Fast pruning of arbitrary graphs.
Clone repository:
git clone https://github.com/fgvieira/prune_graph.git
and compile:
cargo build --release
To run the tests:
cargo test
./target/release/prune_graph --in input.tsv --out out.keep
or:
zcat input.tsv.gz | ./target/release/prune_graph > out.keep
To plot the graph (optional)
cat out.dot | dot -Tsvg > out.svg
If you want to get a full list of option, just run:
./target/release/prune_graph --help
As input, you need a TSV
file (with or without header) with, at least, three columns. The first two columns must be the node names (defining an edge), and an additional column with the edge's weight (can be specified with --weight_field
).
If you want to transform input data, you can use any CSV manipulation tool (e.g. Miller or CSVtk). For example, to use absolute values on column 5
:
cat test/example.tsv | mlr --tsv --implicit-csv-header put '$5 = abs($5)' | ./target/release/prune_graph --header [...]

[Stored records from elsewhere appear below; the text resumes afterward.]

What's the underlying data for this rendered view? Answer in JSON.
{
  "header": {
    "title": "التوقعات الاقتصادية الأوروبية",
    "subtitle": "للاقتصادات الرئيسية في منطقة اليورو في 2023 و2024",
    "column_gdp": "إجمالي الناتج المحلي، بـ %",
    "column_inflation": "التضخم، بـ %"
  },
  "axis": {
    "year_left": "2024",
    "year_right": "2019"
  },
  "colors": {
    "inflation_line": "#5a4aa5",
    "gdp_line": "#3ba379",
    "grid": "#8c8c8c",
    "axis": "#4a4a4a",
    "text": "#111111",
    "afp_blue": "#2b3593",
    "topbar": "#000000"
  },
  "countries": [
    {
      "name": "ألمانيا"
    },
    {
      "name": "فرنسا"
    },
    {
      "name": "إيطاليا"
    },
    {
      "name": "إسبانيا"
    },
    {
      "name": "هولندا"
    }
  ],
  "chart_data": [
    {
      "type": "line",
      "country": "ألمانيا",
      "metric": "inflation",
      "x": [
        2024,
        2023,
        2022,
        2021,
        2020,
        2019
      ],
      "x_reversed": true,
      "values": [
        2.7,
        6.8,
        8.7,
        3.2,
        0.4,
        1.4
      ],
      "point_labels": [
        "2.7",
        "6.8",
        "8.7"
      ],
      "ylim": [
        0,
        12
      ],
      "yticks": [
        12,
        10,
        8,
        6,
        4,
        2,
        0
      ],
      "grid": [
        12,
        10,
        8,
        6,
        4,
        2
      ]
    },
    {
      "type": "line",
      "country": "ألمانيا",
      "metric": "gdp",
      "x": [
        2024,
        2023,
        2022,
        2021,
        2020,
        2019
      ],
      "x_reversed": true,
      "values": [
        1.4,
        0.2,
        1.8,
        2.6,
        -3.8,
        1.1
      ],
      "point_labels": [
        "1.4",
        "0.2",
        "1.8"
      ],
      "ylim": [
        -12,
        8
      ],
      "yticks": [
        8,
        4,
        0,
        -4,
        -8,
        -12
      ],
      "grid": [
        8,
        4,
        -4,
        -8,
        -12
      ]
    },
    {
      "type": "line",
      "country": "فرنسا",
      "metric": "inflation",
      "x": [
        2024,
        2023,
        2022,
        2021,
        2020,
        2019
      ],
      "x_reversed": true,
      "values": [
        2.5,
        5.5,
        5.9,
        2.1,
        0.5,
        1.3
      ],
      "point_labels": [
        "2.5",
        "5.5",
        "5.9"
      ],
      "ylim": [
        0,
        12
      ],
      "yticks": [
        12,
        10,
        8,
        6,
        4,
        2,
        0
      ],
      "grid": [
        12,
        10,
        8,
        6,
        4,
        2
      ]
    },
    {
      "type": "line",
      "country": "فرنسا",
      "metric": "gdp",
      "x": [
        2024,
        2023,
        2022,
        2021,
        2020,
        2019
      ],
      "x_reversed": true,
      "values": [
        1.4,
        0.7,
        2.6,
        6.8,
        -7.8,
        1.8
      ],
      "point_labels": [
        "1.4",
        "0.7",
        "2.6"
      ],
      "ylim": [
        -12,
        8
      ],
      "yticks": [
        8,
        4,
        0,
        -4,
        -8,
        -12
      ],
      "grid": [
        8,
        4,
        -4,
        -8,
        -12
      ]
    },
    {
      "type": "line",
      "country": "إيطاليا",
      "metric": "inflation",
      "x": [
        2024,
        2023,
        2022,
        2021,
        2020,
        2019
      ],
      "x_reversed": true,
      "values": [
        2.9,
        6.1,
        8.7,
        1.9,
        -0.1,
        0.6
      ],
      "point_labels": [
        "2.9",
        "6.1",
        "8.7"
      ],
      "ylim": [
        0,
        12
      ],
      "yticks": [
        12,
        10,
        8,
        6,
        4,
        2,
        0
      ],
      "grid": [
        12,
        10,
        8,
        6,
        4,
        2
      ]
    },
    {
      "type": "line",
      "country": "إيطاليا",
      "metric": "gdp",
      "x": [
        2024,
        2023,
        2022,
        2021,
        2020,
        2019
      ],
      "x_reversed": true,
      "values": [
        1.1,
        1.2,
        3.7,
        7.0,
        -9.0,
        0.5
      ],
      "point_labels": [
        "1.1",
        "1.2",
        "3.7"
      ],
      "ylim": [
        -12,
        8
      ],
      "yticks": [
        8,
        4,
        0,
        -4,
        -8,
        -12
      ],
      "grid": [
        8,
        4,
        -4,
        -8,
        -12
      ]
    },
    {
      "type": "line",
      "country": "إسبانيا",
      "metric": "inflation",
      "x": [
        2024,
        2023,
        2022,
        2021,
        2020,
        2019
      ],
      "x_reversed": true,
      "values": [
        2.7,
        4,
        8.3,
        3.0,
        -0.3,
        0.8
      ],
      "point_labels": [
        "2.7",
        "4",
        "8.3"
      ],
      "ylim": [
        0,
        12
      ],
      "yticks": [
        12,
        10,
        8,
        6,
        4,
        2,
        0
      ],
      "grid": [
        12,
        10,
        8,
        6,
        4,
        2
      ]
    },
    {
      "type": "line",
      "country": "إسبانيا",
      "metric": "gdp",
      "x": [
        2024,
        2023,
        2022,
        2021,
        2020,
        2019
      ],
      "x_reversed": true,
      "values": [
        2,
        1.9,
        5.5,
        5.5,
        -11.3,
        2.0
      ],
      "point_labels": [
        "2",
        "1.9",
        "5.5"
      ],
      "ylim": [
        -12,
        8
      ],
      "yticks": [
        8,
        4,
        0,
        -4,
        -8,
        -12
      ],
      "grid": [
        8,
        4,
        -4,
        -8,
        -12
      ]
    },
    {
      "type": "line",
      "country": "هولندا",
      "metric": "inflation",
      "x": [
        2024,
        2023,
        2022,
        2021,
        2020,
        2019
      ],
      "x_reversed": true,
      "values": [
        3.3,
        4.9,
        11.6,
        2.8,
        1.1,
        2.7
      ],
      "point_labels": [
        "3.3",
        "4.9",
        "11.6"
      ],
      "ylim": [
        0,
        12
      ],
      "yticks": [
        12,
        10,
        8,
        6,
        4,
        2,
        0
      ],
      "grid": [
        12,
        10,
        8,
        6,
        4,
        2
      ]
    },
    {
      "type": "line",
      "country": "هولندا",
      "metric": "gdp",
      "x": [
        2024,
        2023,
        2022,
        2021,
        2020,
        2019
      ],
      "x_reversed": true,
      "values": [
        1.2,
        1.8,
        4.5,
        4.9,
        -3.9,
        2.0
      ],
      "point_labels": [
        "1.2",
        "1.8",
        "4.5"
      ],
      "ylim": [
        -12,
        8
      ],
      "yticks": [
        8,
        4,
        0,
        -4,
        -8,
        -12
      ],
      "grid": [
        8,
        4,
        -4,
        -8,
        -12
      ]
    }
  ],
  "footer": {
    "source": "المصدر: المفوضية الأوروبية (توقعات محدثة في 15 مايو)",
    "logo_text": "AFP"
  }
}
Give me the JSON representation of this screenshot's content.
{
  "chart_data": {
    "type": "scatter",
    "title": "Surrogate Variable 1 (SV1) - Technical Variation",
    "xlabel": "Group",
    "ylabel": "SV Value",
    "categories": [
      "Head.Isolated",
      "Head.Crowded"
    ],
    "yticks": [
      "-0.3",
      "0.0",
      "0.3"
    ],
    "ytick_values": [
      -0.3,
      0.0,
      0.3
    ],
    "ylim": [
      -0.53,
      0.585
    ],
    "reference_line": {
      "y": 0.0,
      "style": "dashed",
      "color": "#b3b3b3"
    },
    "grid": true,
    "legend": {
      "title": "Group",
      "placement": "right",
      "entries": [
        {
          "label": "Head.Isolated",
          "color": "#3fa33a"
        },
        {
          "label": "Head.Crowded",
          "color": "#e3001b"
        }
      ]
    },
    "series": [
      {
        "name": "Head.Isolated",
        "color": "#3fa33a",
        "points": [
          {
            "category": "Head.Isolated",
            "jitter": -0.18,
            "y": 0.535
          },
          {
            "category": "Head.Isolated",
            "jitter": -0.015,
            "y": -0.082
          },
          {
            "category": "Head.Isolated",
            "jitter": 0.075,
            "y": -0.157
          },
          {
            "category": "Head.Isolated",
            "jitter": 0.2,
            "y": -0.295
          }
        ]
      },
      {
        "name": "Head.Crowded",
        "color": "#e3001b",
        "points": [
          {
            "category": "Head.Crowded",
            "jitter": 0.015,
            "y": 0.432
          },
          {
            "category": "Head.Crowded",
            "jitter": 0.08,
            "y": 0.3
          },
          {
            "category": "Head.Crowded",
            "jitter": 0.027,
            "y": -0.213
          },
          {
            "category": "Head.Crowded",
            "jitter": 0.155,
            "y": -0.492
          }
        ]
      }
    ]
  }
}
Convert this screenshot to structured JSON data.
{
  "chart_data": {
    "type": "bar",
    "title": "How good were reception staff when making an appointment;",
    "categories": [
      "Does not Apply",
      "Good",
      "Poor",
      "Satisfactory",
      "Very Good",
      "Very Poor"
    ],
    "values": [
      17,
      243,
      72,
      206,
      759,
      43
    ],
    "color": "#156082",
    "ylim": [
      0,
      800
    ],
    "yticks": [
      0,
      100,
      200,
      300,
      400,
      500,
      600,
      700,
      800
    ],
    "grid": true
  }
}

To filter edges, you can use option --weight-filter
with any expression supported by fasteval. For example, to use column 7 as weight and only consider edges > 0.2
:
cat test/example.tsv | ./target/release/prune_graph --weight-field "column_7" --weight-filter "column_7 > 0.2" --out out.keep
or, if also wanted to filter on column_3 > 1000
:
cat test/example.tsv | ./target/release/prune_graph --weight-field "column_7" --weight-filter "column_3 > 1000 && column_7 > 0.2" --out out.keep
or, if you want to only use 0.1 < weight > 0.2
:
cat test/example.tsv | ./target/release/prune_graph --weight-field "column_7" --weight-filter "column_3 > 1000 && (column_7 < 0.1 || column_7 > 0.2)" --out out.keep
The output will be a list of the remaining nodes after pruning. Optionally, you can also get a list of the nodes that were removed (--out-excl
).